Life of Pi by Yann Martel

Life of Pi by Yann Martel Vintage Books $14.00
I had heard about the The Life of PI and had conjured up like in an early morning dream a story about an embodiement of the prime numbers circling into radix of multiple personalities - hunnhh ... after all it is an edge of awakening creation. But Yann Martel has conjured up better - much better. A family and its zoo migrating from India to the United States by freighter boat across the Indian and Pacific oceans with Richard Parker as one of the premier passengers.
But before we partake of this Indian exodus we must meet Pi Patel - small boy humanist, as pure as a prime. So even of spirit is Pi, to the utter horror of the the local Imam and the parish priest and the Hindu brahmin, Pi has adopted all three world faiths - Islam, Catholicism, and Hinduism and has become a model worshipper in each. Although Pi's intelligence and wisdom are notable but not soaring; however his sense of equilibrium if not sheer good will are winning traits suggesting more ... a life beyond the ordinary.
But in laconic fashion paterfamilias Patel decides that America needs the family Zoo more than India and embarks on delivering just that while migrating family as well to the distant North American shores. And so we leave Madras on a freighter, the TsimTsum out of Japan by way of Panamanian registry. And after a fretful start in the Indian ocean the TsimTsum crosses onto the Pacific and right into a horrific storm that produces the following prose:
"The ship sank. It made a sound like a monstrous, metallic burp. Things bubbled to the surface and then vanished. Everything was scresming: the sea, the wind, my heart. From the lifeboat, I saw something in the water.

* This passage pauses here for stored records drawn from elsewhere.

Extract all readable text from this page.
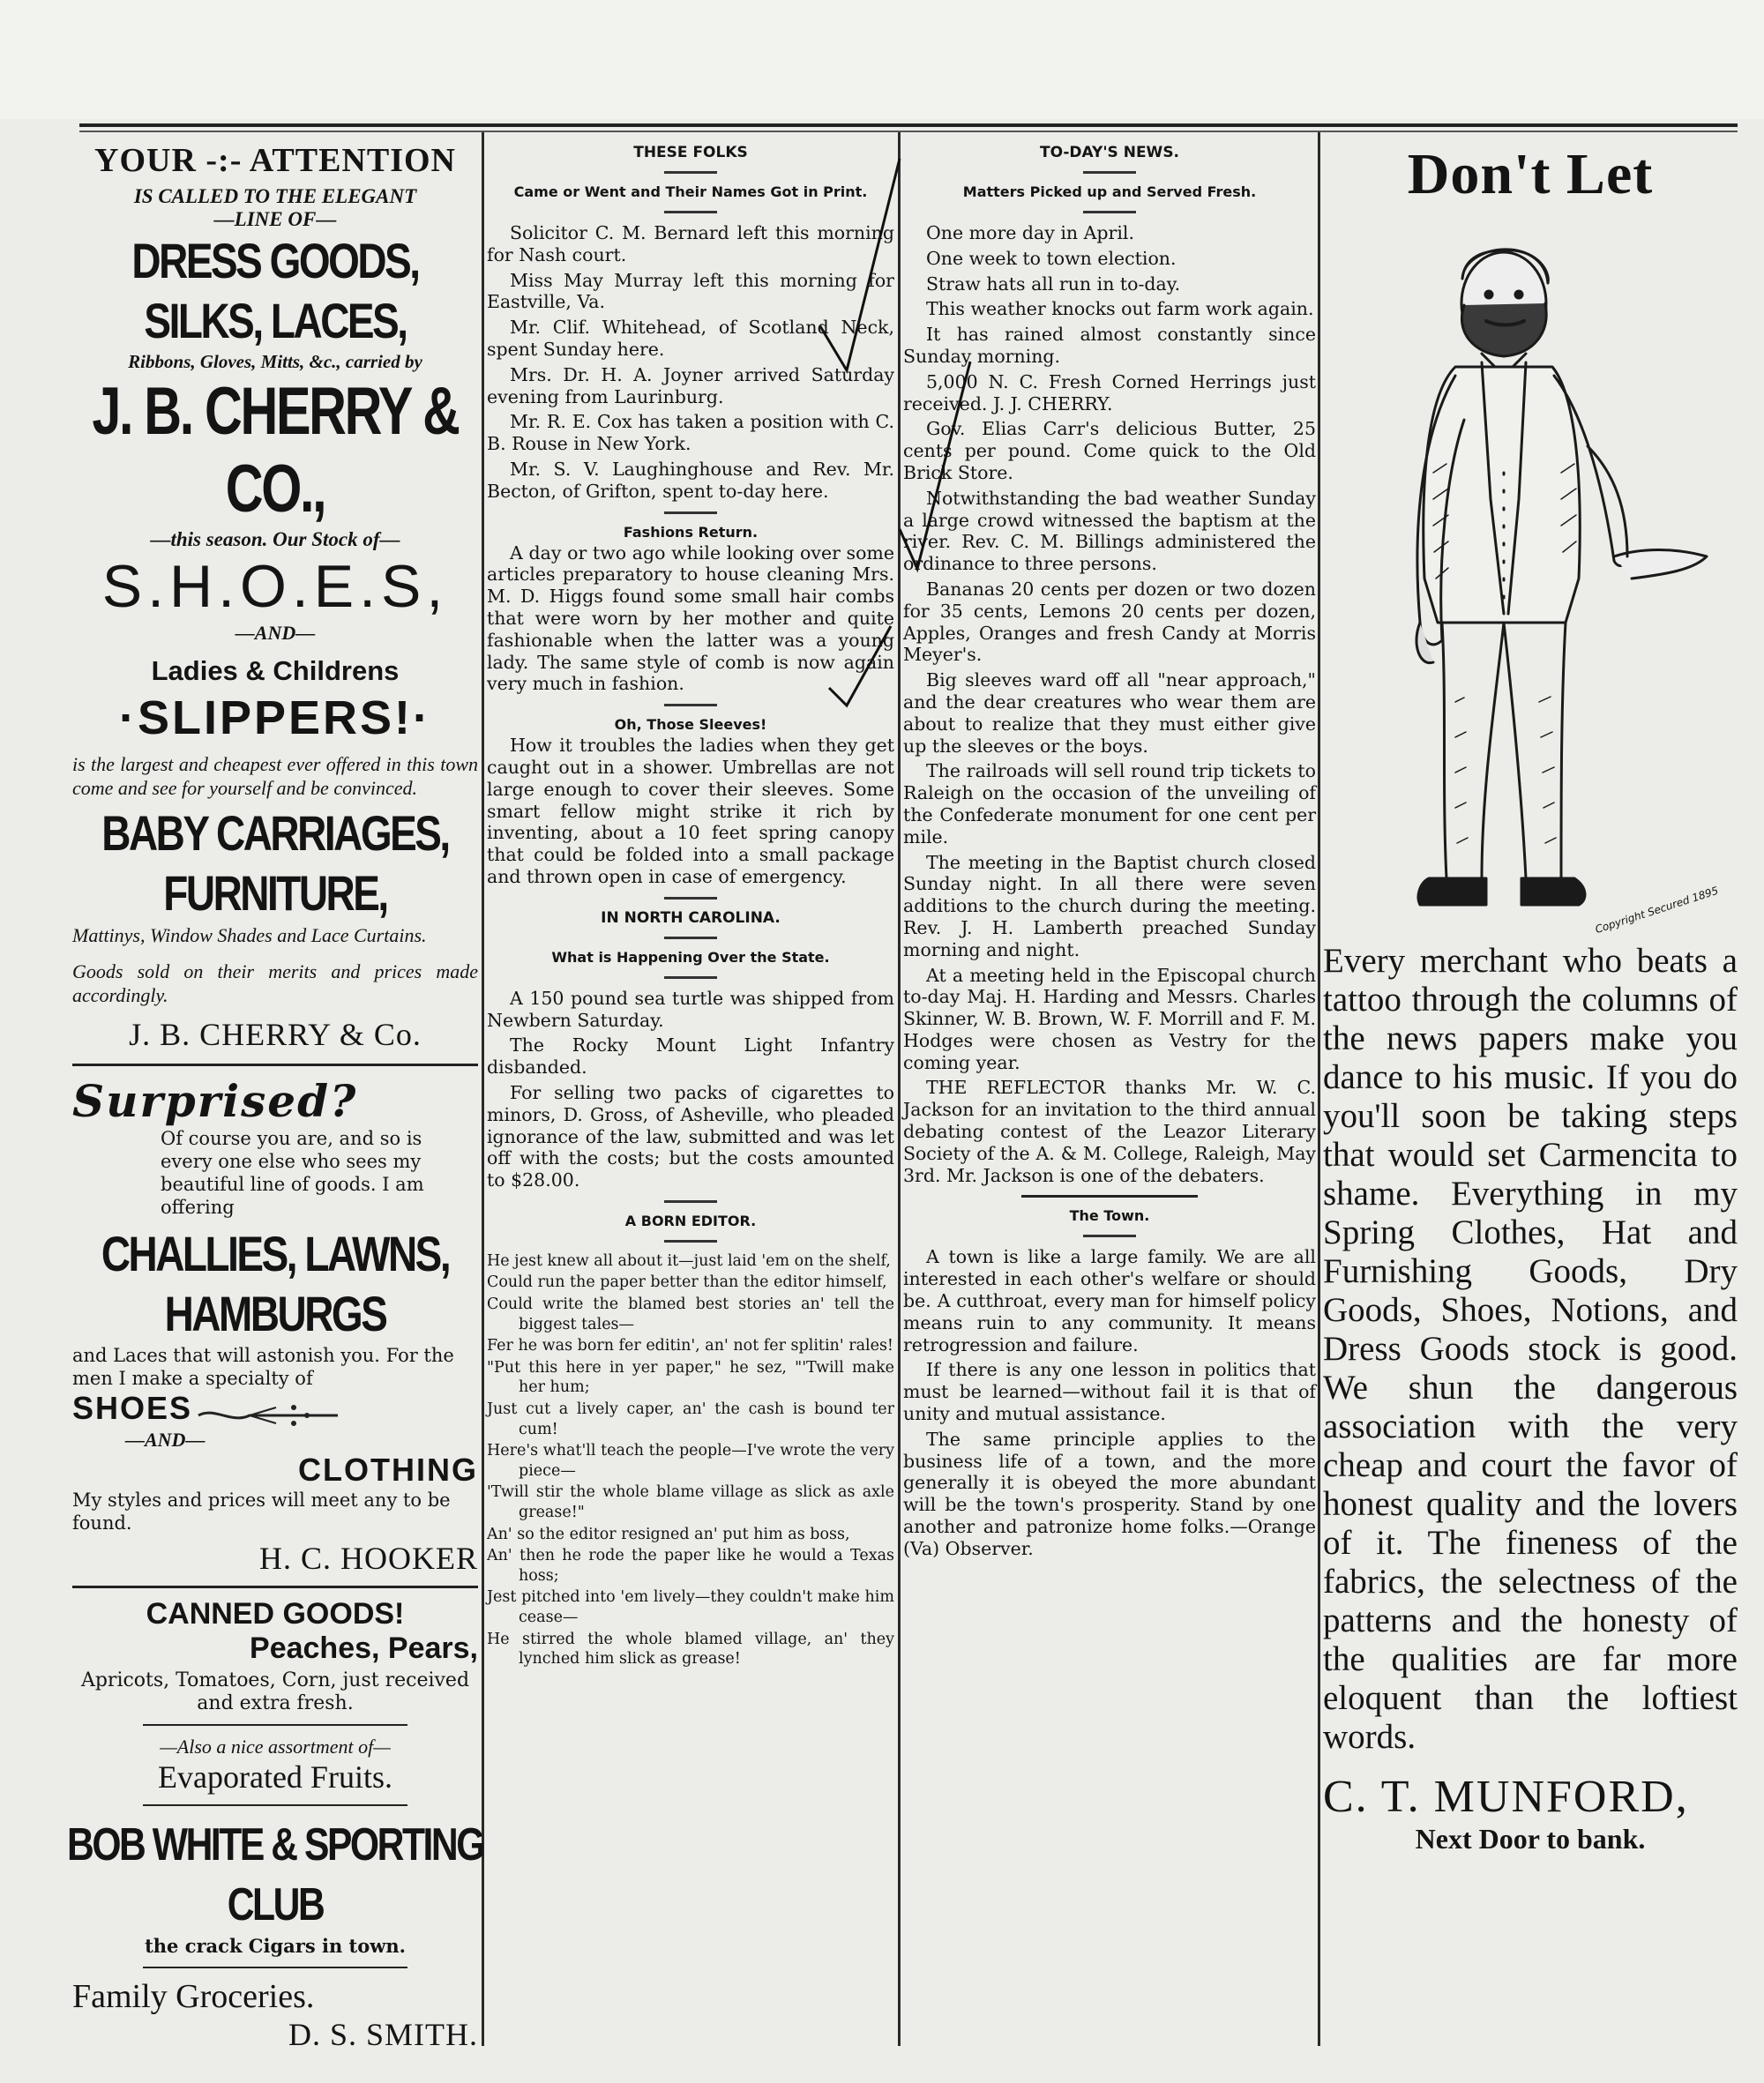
YOUR -:- ATTENTION
IS CALLED TO THE ELEGANT
—LINE OF—
DRESS GOODS, SILKS, LACES,
Ribbons, Gloves, Mitts, &c., carried by
J. B. CHERRY & CO.,
—this season. Our Stock of—
S.H.O.E.S,
—AND—
Ladies & Childrens
·SLIPPERS!·
is the largest and cheapest ever offered in this town come and see for yourself and be convinced.
BABY CARRIAGES, FURNITURE,
Mattinys, Window Shades and Lace Curtains.
Goods sold on their merits and prices made accordingly.
J. B. CHERRY & Co.
Surprised?
Of course you are, and so is every one else who sees my beautiful line of goods. I am offering
CHALLIES, LAWNS, HAMBURGS
and Laces that will astonish you. For the men I make a specialty of
SHOES
—AND—
CLOTHING
My styles and prices will meet any to be found.
H. C. HOOKER
CANNED GOODS!
Peaches, Pears,
Apricots, Tomatoes, Corn, just received and extra fresh.
—Also a nice assortment of—
Evaporated Fruits.
BOB WHITE & SPORTING CLUB
the crack Cigars in town.
Family Groceries.
D. S. SMITH.
THESE FOLKS
Came or Went and Their Names Got in Print.

Solicitor C. M. Bernard left this morning for Nash court.

Miss May Murray left this morning for Eastville, Va.

Mr. Clif. Whitehead, of Scotland Neck, spent Sunday here.

Mrs. Dr. H. A. Joyner arrived Saturday evening from Laurinburg.

Mr. R. E. Cox has taken a position with C. B. Rouse in New York.

Mr. S. V. Laughinghouse and Rev. Mr. Becton, of Grifton, spent to-day here.

Fashions Return.

A day or two ago while looking over some articles preparatory to house cleaning Mrs. M. D. Higgs found some small hair combs that were worn by her mother and quite fashionable when the latter was a young lady. The same style of comb is now again very much in fashion.

Oh, Those Sleeves!

How it troubles the ladies when they get caught out in a shower. Umbrellas are not large enough to cover their sleeves. Some smart fellow might strike it rich by inventing, about a 10 feet spring canopy that could be folded into a small package and thrown open in case of emergency.

IN NORTH CAROLINA.
What is Happening Over the State.

A 150 pound sea turtle was shipped from Newbern Saturday.

The Rocky Mount Light Infantry disbanded.

For selling two packs of cigarettes to minors, D. Gross, of Asheville, who pleaded ignorance of the law, submitted and was let off with the costs; but the costs amounted to $28.00.

A BORN EDITOR.

He jest knew all about it—just laid 'em on the shelf,

Could run the paper better than the editor himself,

Could write the blamed best stories an' tell the biggest tales—

Fer he was born fer editin', an' not fer splitin' rales!

"Put this here in yer paper," he sez, "'Twill make her hum;

Just cut a lively caper, an' the cash is bound ter cum!

Here's what'll teach the people—I've wrote the very piece—

'Twill stir the whole blame village as slick as axle grease!"

An' so the editor resigned an' put him as boss,

An' then he rode the paper like he would a Texas hoss;

Jest pitched into 'em lively—they couldn't make him cease—

He stirred the whole blamed village, an' they lynched him slick as grease!

TO-DAY'S NEWS.
Matters Picked up and Served Fresh.

One more day in April.

One week to town election.

Straw hats all run in to-day.

This weather knocks out farm work again.

It has rained almost constantly since Sunday morning.

5,000 N. C. Fresh Corned Herrings just received. J. J. CHERRY.

Gov. Elias Carr's delicious Butter, 25 cents per pound. Come quick to the Old Brick Store.

Notwithstanding the bad weather Sunday a large crowd witnessed the baptism at the river. Rev. C. M. Billings administered the ordinance to three persons.

Bananas 20 cents per dozen or two dozen for 35 cents, Lemons 20 cents per dozen, Apples, Oranges and fresh Candy at Morris Meyer's.

Big sleeves ward off all "near approach," and the dear creatures who wear them are about to realize that they must either give up the sleeves or the boys.

The railroads will sell round trip tickets to Raleigh on the occasion of the unveiling of the Confederate monument for one cent per mile.

The meeting in the Baptist church closed Sunday night. In all there were seven additions to the church during the meeting. Rev. J. H. Lamberth preached Sunday morning and night.

At a meeting held in the Episcopal church to-day Maj. H. Harding and Messrs. Charles Skinner, W. B. Brown, W. F. Morrill and F. M. Hodges were chosen as Vestry for the coming year.

THE REFLECTOR thanks Mr. W. C. Jackson for an invitation to the third annual debating contest of the Leazor Literary Society of the A. & M. College, Raleigh, May 3rd. Mr. Jackson is one of the debaters.

The Town.

A town is like a large family. We are all interested in each other's welfare or should be. A cutthroat, every man for himself policy means ruin to any community. It means retrogression and failure.

If there is any one lesson in politics that must be learned—without fail it is that of unity and mutual assistance.

The same principle applies to the business life of a town, and the more generally it is obeyed the more abundant will be the town's prosperity. Stand by one another and patronize home folks.—Orange (Va) Observer.

Don't Let
Copyright Secured 1895
Every merchant who beats a tattoo through the columns of the news papers make you dance to his music. If you do you'll soon be taking steps that would set Carmencita to shame. Everything in my Spring Clothes, Hat and Furnishing Goods, Dry Goods, Shoes, Notions, and Dress Goods stock is good. We shun the dangerous association with the very cheap and court the favor of honest quality and the lovers of it. The fineness of the fabrics, the selectness of the patterns and the honesty of the qualities are far more eloquent than the loftiest words.
C. T. MUNFORD,
Next Door to bank.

I cried, 'Richard Parker is that you ? Its so hard to see. Oh that this rain would stop!Richard Parker ? Richard Parker ? Yes it is you. ' I could see his head. He was struggling to stay at the surface of the water.
'Jesus Mary, Muhammed, Vishnu, how good to see you Richard Parker. Don't give up, please. Come to the lifeboat . Do you hear this whistle ? TRRREEEEEEEEEEEEEEEEE, TRRREEEEEEEEEEEEEEEEE, TRRREEEEEEEEEEEEEEEE. You heard right. Swim, swim! Your a strong swimmer. It's not a hundred feet.'
'Richard Parker, can you believe what has happened to us ? Tell me its a bad dream. Tell me its not real. Tell me I'm still in my bunk on the TsimTsum and I'm tossing and turning and I will soon wake up from this nightmare'"
And thus we are fully launched into the allegory of Pi Patel surviving alongside Richard Parker, a 450 pound Bengal tiger - and as we are soon to see a very lethal Bengal tiger. It is a reality storm wreck in the middle of the Pacific. For countless days of high imagination, stark savagery and surprisingly compelling twists of superrealism, Pi manages to cope with 450 pounds of feral fury. It is page turning and enthralling, fantastic and funny - this is a story telling yarn twisting at the edges of believability with such convincing skill that one is mesmerized and enchanted, horrified and engrosed all in one half day or less of can't-put-the-book-down reading. having said that also consider controlling the urge to compulsive page turning and take the time that delights in a careful reading. There are rich rewards here in.